The schema definition for the custom resources (CRs) can be found here.

In addition to these new CRD objects, a new, alpha DataSource field has been added to the PersistentVolumeClaim object. This new field enables dynamic provisioning of new volumes that are automatically pre-populated with data from an existing snapshot.

Kubernetes Cluster Setup

Since volume snapshot is an alpha feature in Kubernetes v1.12 to v1.16, you need to enable a new alpha feature gate called VolumeSnapshotDataSource in the Kubernetes master.

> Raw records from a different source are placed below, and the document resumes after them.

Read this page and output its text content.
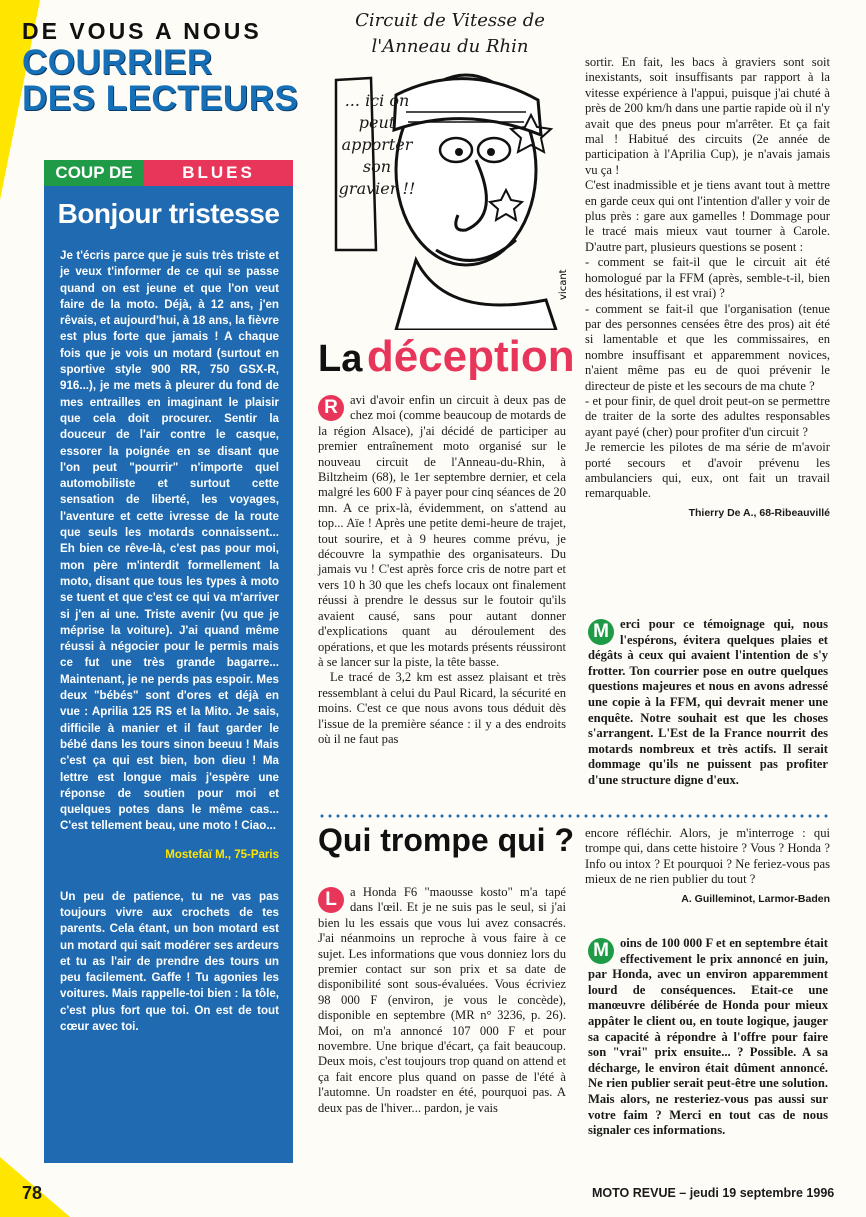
DE VOUS A NOUS
COURRIER
DES LECTEURS
COUP DE	BLUES
Bonjour tristesse
Je t'écris parce que je suis très triste et je veux t'informer de ce qui se passe quand on est jeune et que l'on veut faire de la moto. Déjà, à 12 ans, j'en rêvais, et aujourd'hui, à 18 ans, la fièvre est plus forte que jamais ! A chaque fois que je vois un motard (surtout en sportive style 900 RR, 750 GSX-R, 916...), je me mets à pleurer du fond de mes entrailles en imaginant le plaisir que cela doit procurer. Sentir la douceur de l'air contre le casque, essorer la poignée en se disant que l'on peut "pourrir" n'importe quel automobiliste et surtout cette sensation de liberté, les voyages, l'aventure et cette ivresse de la route que seuls les motards connaissent... Eh bien ce rêve-là, c'est pas pour moi, mon père m'interdit formellement la moto, disant que tous les types à moto se tuent et que c'est ce qui va m'arriver si j'en ai une. Triste avenir (vu que je méprise la voiture). J'ai quand même réussi à négocier pour le permis mais ce fut une très grande bagarre... Maintenant, je ne perds pas espoir. Mes deux "bébés" sont d'ores et déjà en vue : Aprilia 125 RS et la Mito. Je sais, difficile à manier et il faut garder le bébé dans les tours sinon beeuu ! Mais c'est ça qui est bien, bon dieu ! Ma lettre est longue mais j'espère une réponse de soutien pour moi et quelques potes dans le même cas... C'est tellement beau, une moto ! Ciao...
Mostefaï M., 75-Paris
Un peu de patience, tu ne vas pas toujours vivre aux crochets de tes parents. Cela étant, un bon motard est un motard qui sait modérer ses ardeurs et tu as l'air de prendre des tours un peu facilement. Gaffe ! Tu agonies les voitures. Mais rappelle-toi bien : la tôle, c'est plus fort que toi. On est de tout cœur avec toi.
vicant
Circuit de Vitesse de l'Anneau du Rhin
... ici on peut apporter son gravier !!
La déception
R avi d'avoir enfin un circuit à deux pas de chez moi (comme beaucoup de motards de la région Alsace), j'ai décidé de participer au premier entraînement moto organisé sur le nouveau circuit de l'Anneau-du-Rhin, à Biltzheim (68), le 1er septembre dernier, et cela malgré les 600 F à payer pour cinq séances de 20 mn. A ce prix-là, évidemment, on s'attend au top... Aïe ! Après une petite demi-heure de trajet, tout sourire, et à 9 heures comme prévu, je découvre la sympathie des organisateurs. Du jamais vu ! C'est après force cris de notre part et vers 10 h 30 que les chefs locaux ont finalement réussi à prendre le dessus sur le foutoir qu'ils avaient causé, sans pour autant donner d'explications quant au déroulement des opérations, et que les motards présents réussiront à se lancer sur la piste, la tête basse.
Le tracé de 3,2 km est assez plaisant et très ressemblant à celui du Paul Ricard, la sécurité en moins. C'est ce que nous avons tous déduit dès l'issue de la première séance : il y a des endroits où il ne faut pas
sortir. En fait, les bacs à graviers sont soit inexistants, soit insuffisants par rapport à la vitesse expérience à l'appui, puisque j'ai chuté à près de 200 km/h dans une partie rapide où il n'y avait que des pneus pour m'arrêter. Et ça fait mal ! Habitué des circuits (2e année de participation à l'Aprilia Cup), je n'avais jamais vu ça !
C'est inadmissible et je tiens avant tout à mettre en garde ceux qui ont l'intention d'aller y voir de plus près : gare aux gamelles ! Dommage pour le tracé mais mieux vaut tourner à Carole. D'autre part, plusieurs questions se posent :
- comment se fait-il que le circuit ait été homologué par la FFM (après, semble-t-il, bien des hésitations, il est vrai) ?
- comment se fait-il que l'organisation (tenue par des personnes censées être des pros) ait été si lamentable et que les commissaires, en nombre insuffisant et apparemment novices, n'aient même pas eu de quoi prévenir le directeur de piste et les secours de ma chute ?
- et pour finir, de quel droit peut-on se permettre de traiter de la sorte des adultes responsables ayant payé (cher) pour profiter d'un circuit ?
Je remercie les pilotes de ma série de m'avoir porté secours et d'avoir prévenu les ambulanciers qui, eux, ont fait un travail remarquable.
Thierry De A., 68-Ribeauvillé
M erci pour ce témoignage qui, nous l'espérons, évitera quelques plaies et dégâts à ceux qui avaient l'intention de s'y frotter. Ton courrier pose en outre quelques questions majeures et nous en avons adressé une copie à la FFM, qui devrait mener une enquête. Notre souhait est que les choses s'arrangent. L'Est de la France nourrit des motards nombreux et très actifs. Il serait dommage qu'ils ne puissent pas profiter d'une structure digne d'eux.
Qui trompe qui ?
L	a Honda F6 "maousse kosto" m'a tapé dans l'œil. Et je ne suis pas le seul, si j'ai bien lu les essais que vous lui avez consacrés. J'ai néanmoins un reproche à vous faire à ce sujet. Les informations que vous donniez lors du premier contact sur son prix et sa date de disponibilité sont sous-évaluées. Vous écriviez 98 000 F (environ, je vous le concède), disponible en septembre (MR n° 3236, p. 26). Moi, on m'a annoncé 107 000 F et pour novembre. Une brique d'écart, ça fait beaucoup. Deux mois, c'est toujours trop quand on attend et ça fait encore plus quand on passe de l'été à l'automne. Un roadster en été, pourquoi pas. A deux pas de l'hiver... pardon, je vais
encore réfléchir. Alors, je m'interroge : qui trompe qui, dans cette histoire ? Vous ? Honda ? Info ou intox ? Et pourquoi ? Ne feriez-vous pas mieux de ne rien publier du tout ?
A. Guilleminot, Larmor-Baden
M oins de 100 000 F et en septembre était effectivement le prix annoncé en juin, par Honda, avec un environ apparemment lourd de conséquences. Etait-ce une manœuvre délibérée de Honda pour mieux appâter le client ou, en toute logique, jauger sa capacité à répondre à l'offre pour faire son "vrai" prix ensuite... ? Possible. A sa décharge, le environ était dûment annoncé. Ne rien publier serait peut-être une solution. Mais alors, ne resteriez-vous pas aussi sur votre faim ? Merci en tout cas de nous signaler ces informations.
78	MOTO REVUE – jeudi 19 septembre 1996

--feature-gates=VolumeSnapshotDataSource=true

Test Snapshot Feature

To test snapshot Alpha version, use the following example yaml files.

Create a StorageClass:

kubectl create -f storageclass.yaml

Create a PVC:

kubectl create -f pvc.yaml

Create a VolumeSnapshotClass:

kubectl create -f snapshotclass.yaml

Create a VolumeSnapshot:

kubectl create -f snapshot.yaml

Create a PVC from a VolumeSnapshot:

kubectl create -f restore.yaml

PersistentVolumeClaim not Bound

If a PersistentVolumeClaim is not bound, the attempt to create a volume snapshot from that PersistentVolumeClaim will fail. No retries will be attempted. An event will be logged to indicate that the PersistentVolumeClaim is not bound.

Note that this could happen if the PersistentVolumeClaim spec and the VolumeSnapshot spec are in the same YAML file. In this case, when the VolumeSnapshot object is created, the PersistentVolumeClaim object is created but volume creation is not complete and therefore the PersistentVolumeClaim is not yet bound. You must wait until the PersistentVolumeClaim is bound and then create the snapshot.

Examples

See the Drivers for a list of CSI drivers that implement the snapshot feature.